Musulmani perfetti e perfetti musulmani

La caccia | Trasmessa il: 12/16/2007


    Chissà se è piaciuta, la prima della Scala, all'emiro del Qatar (perché questo è il titolo che gli compete e non di un semplice sceicco si tratta, come hanno scritto, con maleducata imprecisione, i quotidiani del giorno dopo). È vero che Wagner – e il Tristano in particolare – ha una sua indubbia capacità di fascinazione, anche sugli inesperti e i disinteressati, e una volta rassegnatisi alle cinque ore e più di durata non deve essere stato difficile ai molti analfabeti che dieci giorni fa gremivano palchi e poltrone lasciarsi portare dall'onda della sua musica. Certo, se gli avessero sottoposto qualcosa di davvero difficile – che so, Cimarosa – sarebbe stato un altro paio di maniche, ma con Wagner tutti se la possono dignitosamente cavare, magari a prezzo di qualche occasionale intorpidimento. Ma lui, l'emiro, poveraccio, è nato e vissuto in un mondo che ha della musica una concezione e una pratica di consumo radicalmente diverse e anche se non dubito che abbia compiuto i suoi bravi studi a Oxford, alla Columbia, o in qualche altro posto del genere, non riesco a credere che quella breve immersione possa averne fatto un autentico wagneriano. Come a noi europei e affini la musica araba, con i suoi intervalli microtonali e le sue scale pentatoniche, sembra irrimediabilmente ripetitiva e irritante, chissà quale effetto può avere mai fatto all'emiro e al suo seguito la melodia infinita. Ma se è venuto a Milano per l'occasione, con moglie, figlia e funzionari al seguito, avrà sicuramente avuto i suoi motivi e da sagace uomo di stato in visita non ha espresso che ammirazione per tutto, Wagner compreso.

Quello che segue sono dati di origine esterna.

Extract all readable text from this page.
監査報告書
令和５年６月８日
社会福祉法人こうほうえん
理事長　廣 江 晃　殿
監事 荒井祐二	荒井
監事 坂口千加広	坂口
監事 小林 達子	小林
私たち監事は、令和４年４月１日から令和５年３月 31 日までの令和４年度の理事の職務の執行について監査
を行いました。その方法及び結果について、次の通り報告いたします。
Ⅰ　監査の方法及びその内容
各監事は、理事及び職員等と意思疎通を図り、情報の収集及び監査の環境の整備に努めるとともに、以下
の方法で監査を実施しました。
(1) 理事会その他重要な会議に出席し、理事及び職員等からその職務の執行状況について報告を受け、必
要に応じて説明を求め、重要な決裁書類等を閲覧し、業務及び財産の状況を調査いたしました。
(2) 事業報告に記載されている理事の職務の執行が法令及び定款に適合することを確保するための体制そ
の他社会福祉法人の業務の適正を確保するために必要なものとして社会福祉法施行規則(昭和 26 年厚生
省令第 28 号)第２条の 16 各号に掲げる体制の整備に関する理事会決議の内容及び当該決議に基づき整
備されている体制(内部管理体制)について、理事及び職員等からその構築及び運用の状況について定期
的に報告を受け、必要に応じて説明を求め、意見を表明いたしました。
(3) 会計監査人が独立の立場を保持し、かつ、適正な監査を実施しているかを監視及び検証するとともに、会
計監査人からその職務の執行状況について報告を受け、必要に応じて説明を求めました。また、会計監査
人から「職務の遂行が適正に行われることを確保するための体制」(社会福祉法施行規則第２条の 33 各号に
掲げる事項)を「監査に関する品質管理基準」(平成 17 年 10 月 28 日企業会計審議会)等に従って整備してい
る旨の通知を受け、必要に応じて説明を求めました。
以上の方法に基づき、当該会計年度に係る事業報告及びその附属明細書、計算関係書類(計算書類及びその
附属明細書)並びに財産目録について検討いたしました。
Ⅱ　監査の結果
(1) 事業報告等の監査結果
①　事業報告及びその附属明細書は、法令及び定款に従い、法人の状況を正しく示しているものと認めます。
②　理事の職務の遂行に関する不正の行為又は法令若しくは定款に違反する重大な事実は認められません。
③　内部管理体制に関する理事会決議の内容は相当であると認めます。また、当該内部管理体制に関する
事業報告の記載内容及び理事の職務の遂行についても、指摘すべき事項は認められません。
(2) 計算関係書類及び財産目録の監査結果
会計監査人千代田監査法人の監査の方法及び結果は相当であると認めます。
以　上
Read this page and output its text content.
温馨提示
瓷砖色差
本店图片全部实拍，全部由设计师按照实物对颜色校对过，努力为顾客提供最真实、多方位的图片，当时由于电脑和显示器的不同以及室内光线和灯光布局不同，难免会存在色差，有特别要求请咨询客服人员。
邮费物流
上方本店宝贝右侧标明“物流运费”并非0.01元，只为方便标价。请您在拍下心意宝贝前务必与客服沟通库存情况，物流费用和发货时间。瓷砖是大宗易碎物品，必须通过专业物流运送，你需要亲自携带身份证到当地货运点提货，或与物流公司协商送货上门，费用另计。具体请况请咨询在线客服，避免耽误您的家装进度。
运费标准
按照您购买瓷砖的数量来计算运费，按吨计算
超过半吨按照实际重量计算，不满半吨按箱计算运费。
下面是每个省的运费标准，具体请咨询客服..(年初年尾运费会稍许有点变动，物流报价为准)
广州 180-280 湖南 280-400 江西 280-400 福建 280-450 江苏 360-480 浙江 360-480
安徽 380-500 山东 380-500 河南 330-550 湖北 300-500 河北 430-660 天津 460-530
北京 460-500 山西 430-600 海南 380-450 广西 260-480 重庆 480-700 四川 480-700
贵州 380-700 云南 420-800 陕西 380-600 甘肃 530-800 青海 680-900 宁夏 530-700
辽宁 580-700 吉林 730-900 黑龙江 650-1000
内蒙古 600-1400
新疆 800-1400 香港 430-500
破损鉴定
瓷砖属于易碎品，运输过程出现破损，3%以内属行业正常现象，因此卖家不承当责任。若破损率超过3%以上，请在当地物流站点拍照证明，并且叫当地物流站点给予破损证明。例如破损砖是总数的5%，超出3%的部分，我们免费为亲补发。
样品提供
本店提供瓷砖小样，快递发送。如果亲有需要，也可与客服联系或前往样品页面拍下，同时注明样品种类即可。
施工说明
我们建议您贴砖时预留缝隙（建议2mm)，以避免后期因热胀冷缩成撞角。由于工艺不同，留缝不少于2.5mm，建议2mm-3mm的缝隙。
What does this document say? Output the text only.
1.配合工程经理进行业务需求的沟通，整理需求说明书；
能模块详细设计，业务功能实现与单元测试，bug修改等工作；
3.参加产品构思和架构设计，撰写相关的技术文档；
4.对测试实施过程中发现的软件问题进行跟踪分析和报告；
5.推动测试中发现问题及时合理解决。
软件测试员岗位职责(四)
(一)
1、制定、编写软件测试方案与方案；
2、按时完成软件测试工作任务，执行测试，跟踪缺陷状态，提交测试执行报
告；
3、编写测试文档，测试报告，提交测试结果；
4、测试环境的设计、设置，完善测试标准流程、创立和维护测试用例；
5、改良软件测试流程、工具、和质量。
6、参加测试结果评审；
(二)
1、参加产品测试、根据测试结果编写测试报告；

    Di pari ammirazione, va detto, è stato gratificato. A tutti i cronisti è piaciuta la sua figura rotondetta e baffuta, che, agghindata con indubbia eleganza nel costume tradizionale, ha fatto venire in mente ai più colti quegli orientali (di solito turchi, o algerini, ma fa lo stesso) che popolano le opere buffe del primo Ottocento. E a tutti, naturalmente, è piaciuta la sua signora, l'emira Mozah Bint Nasir, altissima, bellissima, raffinatissima con il suo turbante bianco che risolveva con eleganza il problema del velo, la tunica immacolata coperta da un abito in pizzo nero e una cascata di perle che faceva impallidire, dicono, i collier di tutte le signore presenti. Anche la figlia, in total black e perle nere, sembra facesse la sua figura. Non c'è dubbio che poter sfoggiare al proprio fianco tre esemplari simili ha giovato alla sindaca ospitante assai più della presenza di tutti gli altri capi di stato convocati per l'occasione.
    D'altronde, perché no? Incarnava, la famiglia reale del Qatar, il prototipo dei musulmani perfetti, che non sono, naturalmente, la stessa cosa dei perfetti musulmani. Belli, potenti, ricchi erano gli arabi che tutti vorremmo avere come vicini di casa. E cortesi, per di più: pensate alla signorilità con cui l'emiro, che di mogli, sembra, ne ha tre più il resto dell'harem, si è limitato a portarsene dietro una, per non mettere in imbarazzo i suoi ospiti con le loro fisime di monogamia. Tutta un'altra cosa, per intenderci, di quegli immigrati fastidiosi che popolano le nostre periferie, pretendono, con insopportabile protervia, di seguire i propri costumi e celebrare i loro riti, vogliono costruire ovunque le loro moschee e, sotto sotto, intrattengono chissà quali rapporti con l'eversione fondamentalista. Lui, l'emiro Hamad bin Khalifa al-Thani, è al di sopra di ogni sospetto: alleato di ferro degli USA, ospita nel suo paese le basi che fanno da retrovia alle truppe di occupazione in Iraq e se volesse passare un po' di tempo nel nostro paese nemmeno Magdi Allam ci troverebbe qualcosa da ridire. Poco importa, a questo punto, che si tratti di un despota, che ai suoi sudditi ha benignamente concesso, tre anni fa, di eleggere non un parlamento, figuriamoci, ma un consiglio consultivo, che governa ad arbitrio servendosi come ministri di figli, fratelli e cugini e destina a proprio uso personale e familiare buona parte delle ricchezze del suo paese, che dispone, oltre al solito petrolio, di sterminate riserve di gas naturale. Le perle bianche e nere che sfoggiavano sua moglie e sua figlia non le ha certo dovute pagare con il sudore della fronte.
    Ma i despoti, si sa, non ci fanno paura. Ci preoccupano molto di più i derelitti in cerca di lavoro e di sicurezza, quelli che alla Scala, se gli riesce, ci entrano solo per fare le pulizie e che viviamo comunque come una fonte di pericolo e di turbamento. E ci preoccupa l'Islam, naturalmente, con la sua vitalità e la sua riluttanza ad abbandonare i propri valori solo perché non ci fanno comodo. Sarà per questo, suppongo, che ci piacciono tanto gli Emiri. È una contraddizione, ma abbastanza nascosta da non dare troppo fastidio.